To be sure, the trial court was faced with the difficult task of applying Florida's law on presumptions which we have found to be somewhat less than a model of clarity in this area. First, Florida's rules on presumptions complicated the burden of proof issue.8  Generally, Florida follows the "bursting bubble" theory of presumptions or the "Thayerian rule." Under this theory, "when credible evidence comes into the case contradicting the basic fact or facts giving rise to the presumption, the presumption vanishes and the issue is determined on the evidence just as though no presumption had ever existed." Nationwide Mutual Insurance Co. v. Griffin, 222 So. 2d 754, 756 (Fla.App.1969). Caldwell v. Division of Retirement, Florida Department of Administration, 372 So. 2d 438, 440 (Fla.1979). See also, Cooper v. Wolkowitz, 375 So. 2d 1099, 1101 (Fla.App.1979). Accordingly, the receipt gave rise to the presumption of payment, only to vanish at the introduction of the insurance letter denying payment had been made. Even though the presumption vanished, the conflicting evidence on the issue of payment deserved a factual determination by the jury.

The need for a credibility decision by the jury is further bolstered by Florida case law which appears to place the burden of rebutting the presumption of payment on the insurer. American Home Mut. Life Ins. Co. v. Gibson, 72 So. 2d 374, 375 (Fla.1954).
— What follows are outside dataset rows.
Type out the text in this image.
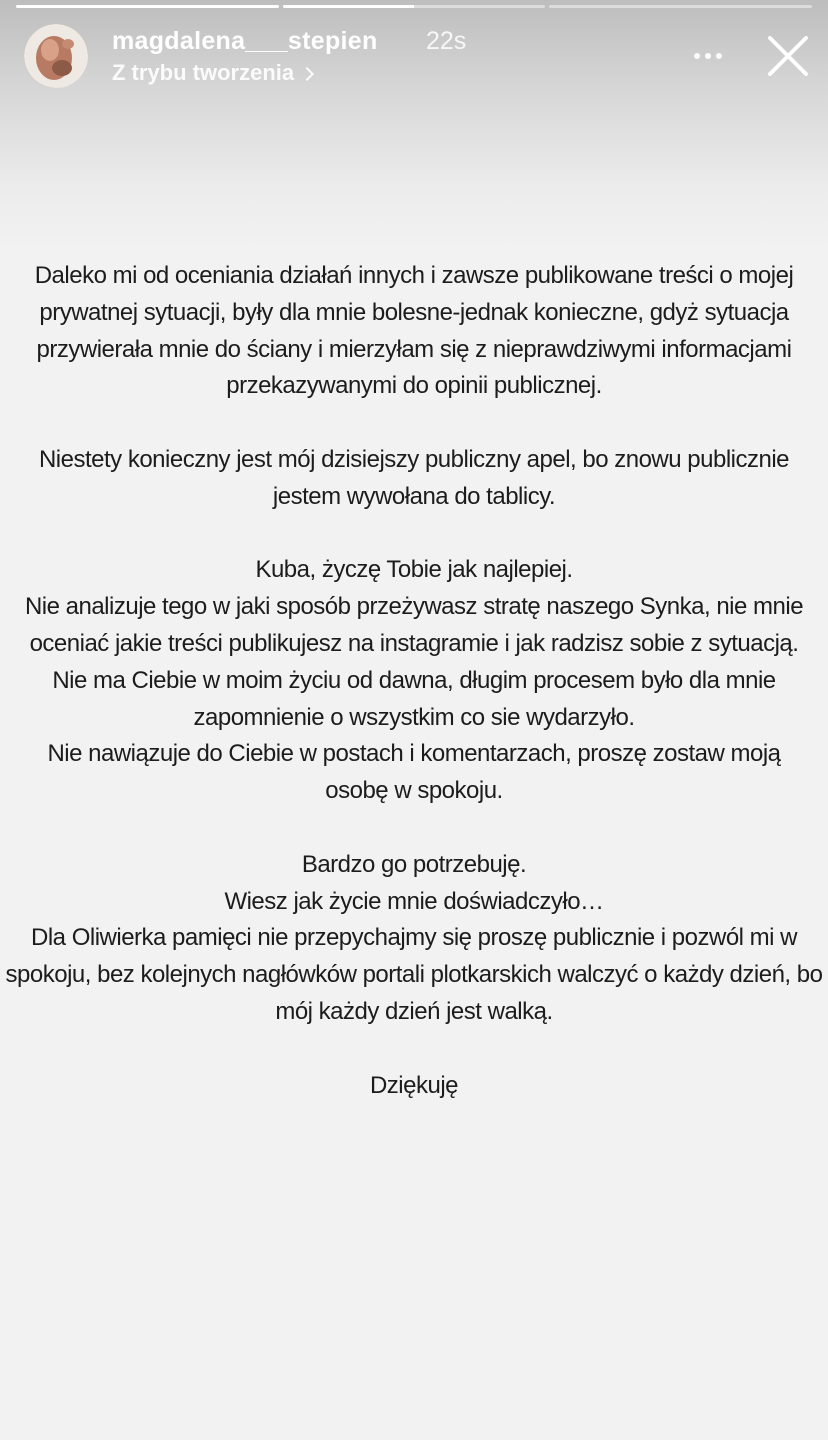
magdalena___stepien 22s
Z trybu tworzenia

Daleko mi od oceniania działań innych i zawsze publikowane treści o mojej prywatnej sytuacji, były dla mnie bolesne-jednak konieczne, gdyż sytuacja przywierała mnie do ściany i mierzyłam się z nieprawdziwymi informacjami przekazywanymi do opinii publicznej.

Niestety konieczny jest mój dzisiejszy publiczny apel, bo znowu publicznie jestem wywołana do tablicy.

Kuba, życzę Tobie jak najlepiej.

Nie analizuje tego w jaki sposób przeżywasz stratę naszego Synka, nie mnie oceniać jakie treści publikujesz na instagramie i jak radzisz sobie z sytuacją.

Nie ma Ciebie w moim życiu od dawna, długim procesem było dla mnie zapomnienie o wszystkim co sie wydarzyło.

Nie nawiązuje do Ciebie w postach i komentarzach, proszę zostaw moją osobę w spokoju.

Bardzo go potrzebuję.

Wiesz jak życie mnie doświadczyło…

Dla Oliwierka pamięci nie przepychajmy się proszę publicznie i pozwól mi w spokoju, bez kolejnych nagłówków portali plotkarskich walczyć o każdy dzień, bo mój każdy dzień jest walką.

Dziękuję
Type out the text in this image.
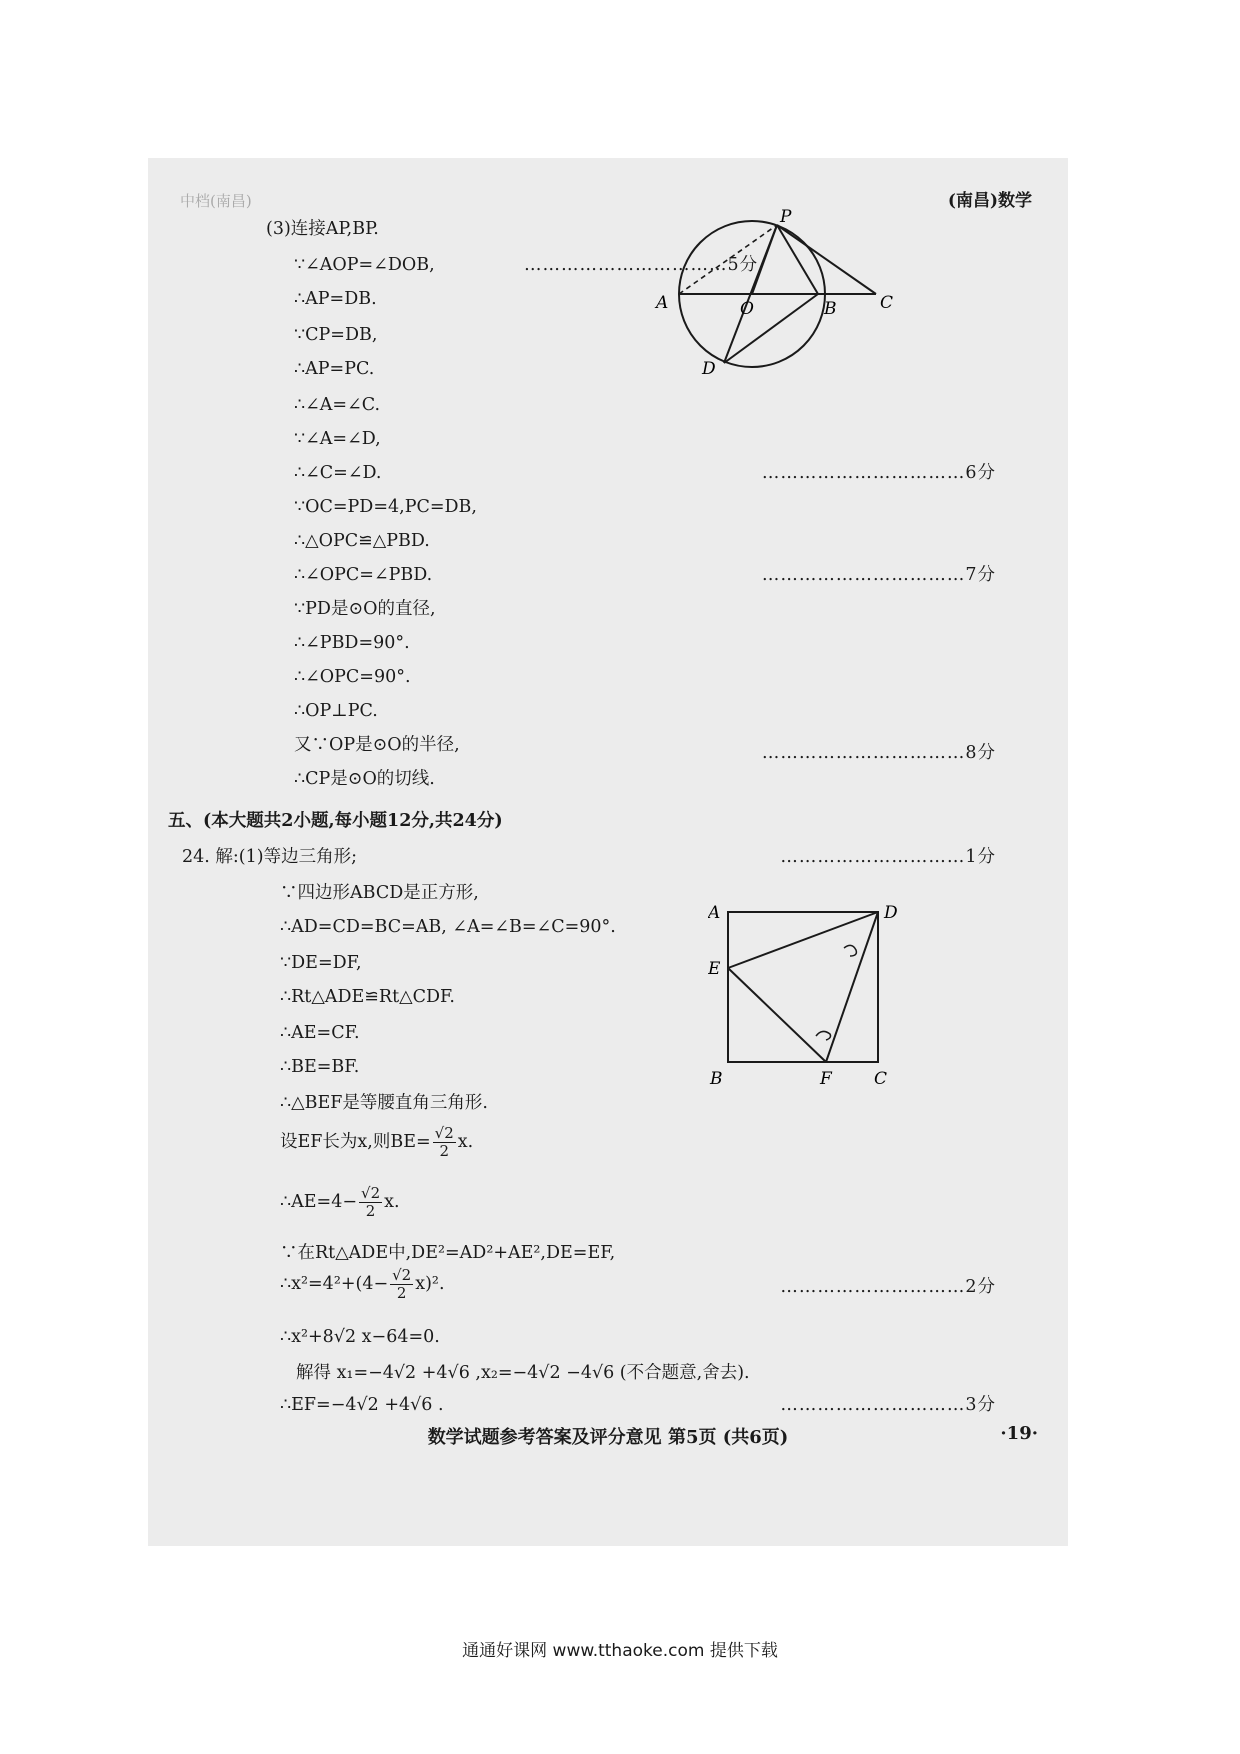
中档(南昌)	(南昌)数学
(3)连接AP,BP.
∵∠AOP=∠DOB,
∴AP=DB.
∵CP=DB,
∴AP=PC.
∴∠A=∠C.
∵∠A=∠D,
∴∠C=∠D.
∵OC=PD=4,PC=DB,
∴△OPC≌△PBD.
∴∠OPC=∠PBD.
∵PD是⊙O的直径,
∴∠PBD=90°.
∴∠OPC=90°.
∴OP⊥PC.
又∵OP是⊙O的半径,
∴CP是⊙O的切线.
……………………………5分
……………………………6分
……………………………7分
……………………………8分
P
A	O	B	C
D
五、(本大题共2小题,每小题12分,共24分)
24. 解:(1)等边三角形;	…………………………1分
∵四边形ABCD是正方形,
∴AD=CD=BC=AB, ∠A=∠B=∠C=90°.
∵DE=DF,
∴Rt△ADE≌Rt△CDF.
∴AE=CF.
∴BE=BF.
∴△BEF是等腰直角三角形.
设EF长为x,则$BE= \frac{√2}{2} x$.
∴AE=4− $\frac{√2}{2} x$.
∵在Rt△ADE中,DE²=AD²+AE²,DE=EF,
∴x²=4²+(4− $\frac{√2}{2} x)^2$.	…………………………2分
∴x²+8√2 x−64=0.
解得 x₁=−4√2 +4√6 ,x₂=−4√2 −4√6 (不合题意,舍去).
∴EF=−4√2 +4√6 .	…………………………3分
A	D
E
B	F C
数学试题参考答案及评分意见 第5页 (共6页)	·19·
通通好课网 www.tthaoke.com 提供下载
In Gibson the Florida Supreme Court approved a ruling in which the trial court held "that possession of the policy at the time of his death by the insured raises the presumption that the first premium was paid; further, that the burden of establishing nonliability on account of the failure to pay the first premium is on the (insurer)."9  Id. at 375.

There is a clear distinction between possession of the issued policy in Gibson and the possession of a conditional receipt in the case before us. Nevertheless, in light of this authority and the existence of contradictory evidence in this case regarding the issue of payment, we are compelled to reverse and remand for a new trial in which the jury may properly weigh the conflicting evidence.10 

The Untouched Issue

Aside from the issue of payment, the defendant has also raised an interesting argument as to whether the applicant was an insurable risk. The terms of the conditional receipt required "the Proposed Insured and the Applicant ... (to be) on the Date of Issue risks acceptable to the Company under its rules, limits and standards...." Plaintiff's Exhibit # 7 (emphasis supplied). Relying on Florida case law, which denies the existence of "interim" insurance, the defendant contends that no insurance could have taken effect until the insurer determined whether the applicant qualified as a risk acceptable to the company.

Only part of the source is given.